Estas imagens já são recordação do meu passado. De um passado que partilhei com o meu filho Miguel e que já tinha partilhado com o meu filho Pedro, exactamente três anos antes. A amamentação faz parte do meu passado. É lembrada com um misto de carinho, nostalgia pelo que foi e pelo que poderia ter sido, contentamento pela ligação, satisfação pelos resultados, frustração pelos resultados e um sentido de liberdade que ganhei por dar de mamar e a liberdade que ganhei por ter deixado de dar de mamar. Foram actos de amor com um travo agridoce dentro de um amor maior, muito maior e esse sim, eterno.

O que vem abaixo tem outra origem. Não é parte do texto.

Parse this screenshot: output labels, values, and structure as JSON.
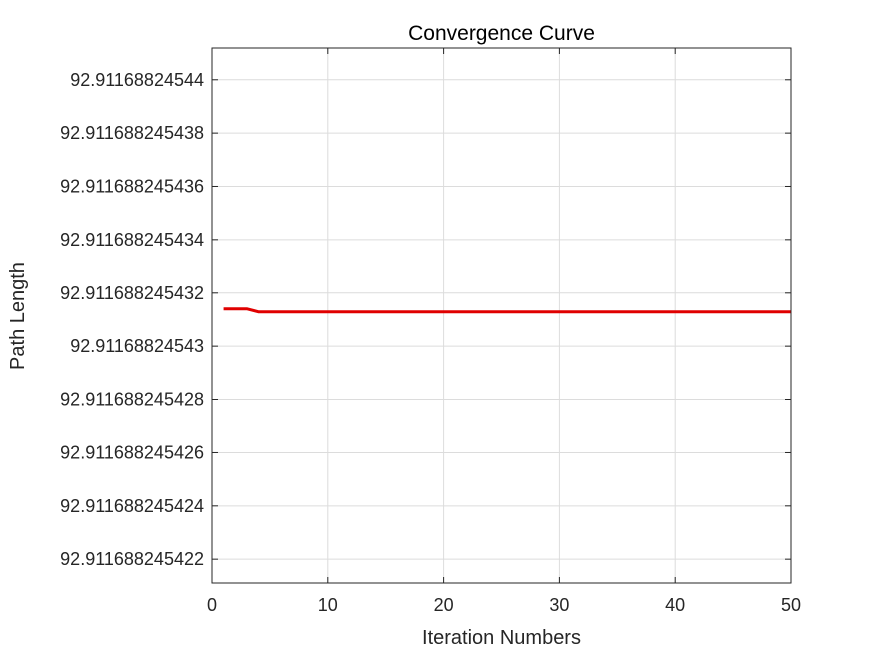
{
  "chart_data": {
    "type": "line",
    "title": "Convergence Curve",
    "xlabel": "Iteration Numbers",
    "ylabel": "Path Length",
    "xlim": [
      0,
      50
    ],
    "xticks": [
      0,
      10,
      20,
      30,
      40,
      50
    ],
    "xtick_labels": [
      "0",
      "10",
      "20",
      "30",
      "40",
      "50"
    ],
    "ylim": [
      92.9116882454211,
      92.9116882454412
    ],
    "yticks": [
      92.911688245422,
      92.911688245424,
      92.911688245426,
      92.911688245428,
      92.91168824543,
      92.911688245432,
      92.911688245434,
      92.911688245436,
      92.911688245438,
      92.91168824544
    ],
    "ytick_labels": [
      "92.911688245422",
      "92.911688245424",
      "92.911688245426",
      "92.911688245428",
      "92.91168824543",
      "92.911688245432",
      "92.911688245434",
      "92.911688245436",
      "92.911688245438",
      "92.91168824544"
    ],
    "grid": true,
    "series": [
      {
        "color": "#e00000",
        "x": [
          1,
          2,
          3,
          4,
          5,
          6,
          7,
          8,
          9,
          10,
          11,
          12,
          13,
          14,
          15,
          16,
          17,
          18,
          19,
          20,
          21,
          22,
          23,
          24,
          25,
          26,
          27,
          28,
          29,
          30,
          31,
          32,
          33,
          34,
          35,
          36,
          37,
          38,
          39,
          40,
          41,
          42,
          43,
          44,
          45,
          46,
          47,
          48,
          49,
          50
        ],
        "y_offset_base": 92.9116882454,
        "y": [
          92.9116882454314,
          92.9116882454314,
          92.9116882454314,
          92.9116882454313,
          92.9116882454313,
          92.9116882454313,
          92.9116882454313,
          92.9116882454313,
          92.9116882454313,
          92.9116882454313,
          92.9116882454313,
          92.9116882454313,
          92.9116882454313,
          92.9116882454313,
          92.9116882454313,
          92.9116882454313,
          92.9116882454313,
          92.9116882454313,
          92.9116882454313,
          92.9116882454313,
          92.9116882454313,
          92.9116882454313,
          92.9116882454313,
          92.9116882454313,
          92.9116882454313,
          92.9116882454313,
          92.9116882454313,
          92.9116882454313,
          92.9116882454313,
          92.9116882454313,
          92.9116882454313,
          92.9116882454313,
          92.9116882454313,
          92.9116882454313,
          92.9116882454313,
          92.9116882454313,
          92.9116882454313,
          92.9116882454313,
          92.9116882454313,
          92.9116882454313,
          92.9116882454313,
          92.9116882454313,
          92.9116882454313,
          92.9116882454313,
          92.9116882454313,
          92.9116882454313,
          92.9116882454313,
          92.9116882454313,
          92.9116882454313,
          92.9116882454313
        ]
      }
    ]
  }
}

Com o Miguel não foi fácil. Não foi seguramente tão fácil como foi com o meu filho mais velho.
Começou pelas “dores tortas”, as quais na versão anterior tinham sido um fibrilhar agradável. Continuou com uma subida do leite sentida, aflitiva, que havia sido despercebida na primeira vez. Mas em dias chegámos à desejada velocidade de cruzeiro, foram apenas as dificuldades normais dos primeiros dias.

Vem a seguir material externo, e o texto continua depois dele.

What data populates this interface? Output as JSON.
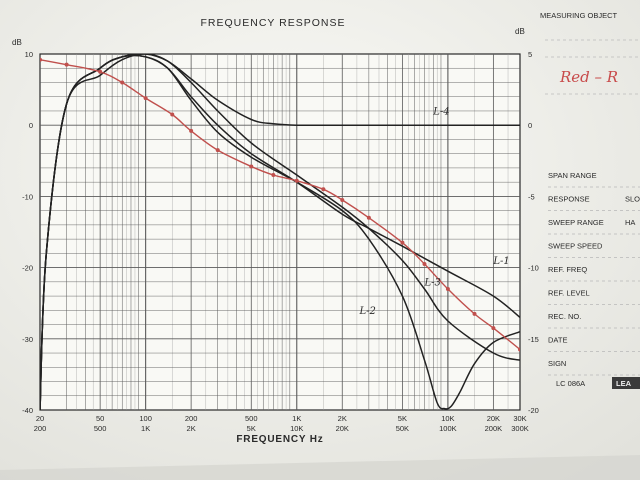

Depois veio o desafio do leite a menos para rapaz a mais, que foi sofrendo com isso. E eu frustrando. Lá naveguei entre mezinhas e dicas para chegar ao que precisava, mas sem grande sucesso. Foi o início do fim. A sopa antes do tempo que eu queria, com a decorrente diminuição de leite. E uma coisa foi levando a outras. E ele cada vez mais impaciente e eu cada vez mais frustrada.
Foi frustrante ver-me cada vez mais gorda e com cada vez menos leite. Porque foi isto que acabou por me acontecer. Nem eu cuidava do meu corpo, nem o meu corpo cuidava de dar ao meu filho o que ele precisava. Eu tinha o pior dos dois mundos e nenhum dos dois estava melhor a cada dia que passava. Se eu podia ter feito muita coisa de forma diferente? Podia. Se podia ter tido uma alimentação ainda mais cuidada, bebido ainda mais água, tido ainda mais calma? Podia, mas não deu. Eu fui perdendo pequenas batalhas numa guerra que não quis travar. A amamentação para mim nunca seria uma guerra, seria sempre e apenas uma via para a vida e paz. Mea culpa.

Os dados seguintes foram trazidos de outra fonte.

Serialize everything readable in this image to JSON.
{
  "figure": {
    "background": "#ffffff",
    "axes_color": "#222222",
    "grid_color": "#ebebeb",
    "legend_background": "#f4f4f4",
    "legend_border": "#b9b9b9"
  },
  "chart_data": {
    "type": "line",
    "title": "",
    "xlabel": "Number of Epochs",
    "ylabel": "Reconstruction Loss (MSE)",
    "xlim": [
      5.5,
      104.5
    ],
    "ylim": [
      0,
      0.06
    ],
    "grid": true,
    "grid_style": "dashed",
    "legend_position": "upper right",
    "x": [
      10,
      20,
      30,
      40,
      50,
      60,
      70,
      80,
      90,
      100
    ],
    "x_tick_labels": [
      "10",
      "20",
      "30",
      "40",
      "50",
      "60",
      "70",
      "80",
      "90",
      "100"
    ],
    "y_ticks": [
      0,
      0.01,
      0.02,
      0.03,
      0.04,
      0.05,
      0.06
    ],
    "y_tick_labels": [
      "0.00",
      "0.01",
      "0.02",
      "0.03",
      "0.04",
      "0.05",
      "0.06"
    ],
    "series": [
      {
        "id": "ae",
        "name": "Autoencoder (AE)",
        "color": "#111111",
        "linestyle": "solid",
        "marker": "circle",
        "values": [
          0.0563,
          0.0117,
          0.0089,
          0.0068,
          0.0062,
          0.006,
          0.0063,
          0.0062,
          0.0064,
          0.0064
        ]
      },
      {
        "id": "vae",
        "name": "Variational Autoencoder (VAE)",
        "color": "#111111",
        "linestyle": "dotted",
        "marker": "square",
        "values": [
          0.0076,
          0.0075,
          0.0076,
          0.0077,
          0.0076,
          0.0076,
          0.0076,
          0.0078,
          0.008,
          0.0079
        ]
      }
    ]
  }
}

Balancei muito entre a liberdade de dar de mamar e a liberdade de deixar de dar de mamar, entre os atributos destas duas realidades. A liberdade de dar de mamar vem do alimento do meu filho sair de mim, sempre pronto, sempre ideal. Mas prendia-me às angústias da amamentação os problemas normais que tantas vezes a acompanham. A quantidade de leite que (não) tinha, o facto de ele bolçar tanto este leite que era tão precioso e irrepetível, a inconstância dos dias e da evolução do meu bebé. Deixar de dar de mamar libertou-me para que eu fosse enfim em busca de tudo o que eu e o meu corpo éramos antes, mas implicava deixar esse tempo único, que eu ainda assim queria preservar, porque sempre o soube efémero. É hoje um tempo da minha vida, da nossa vida, encerrado na prática, presente sempre na minha história. Dei de mamar aos meus dois flhos e foi bom, foi satisfatório, foi normal, foi frustrante, foi aquém, foi além, foi o que foi, o que tinha de ser.
No momento em que deixei de dar de mamar, não muitos dias depois deste dia, senti um misto de alívio e culpa. E mais um pouco de culpa por me sentir aliviada. Mas depois da culpa, somos hoje mais felizes, nós os dois. E estas fotografias uma doce nostalgia, um momento de intimidade que apenas eu e o meu bebé partilhámos e que não mais conseguirei repetir.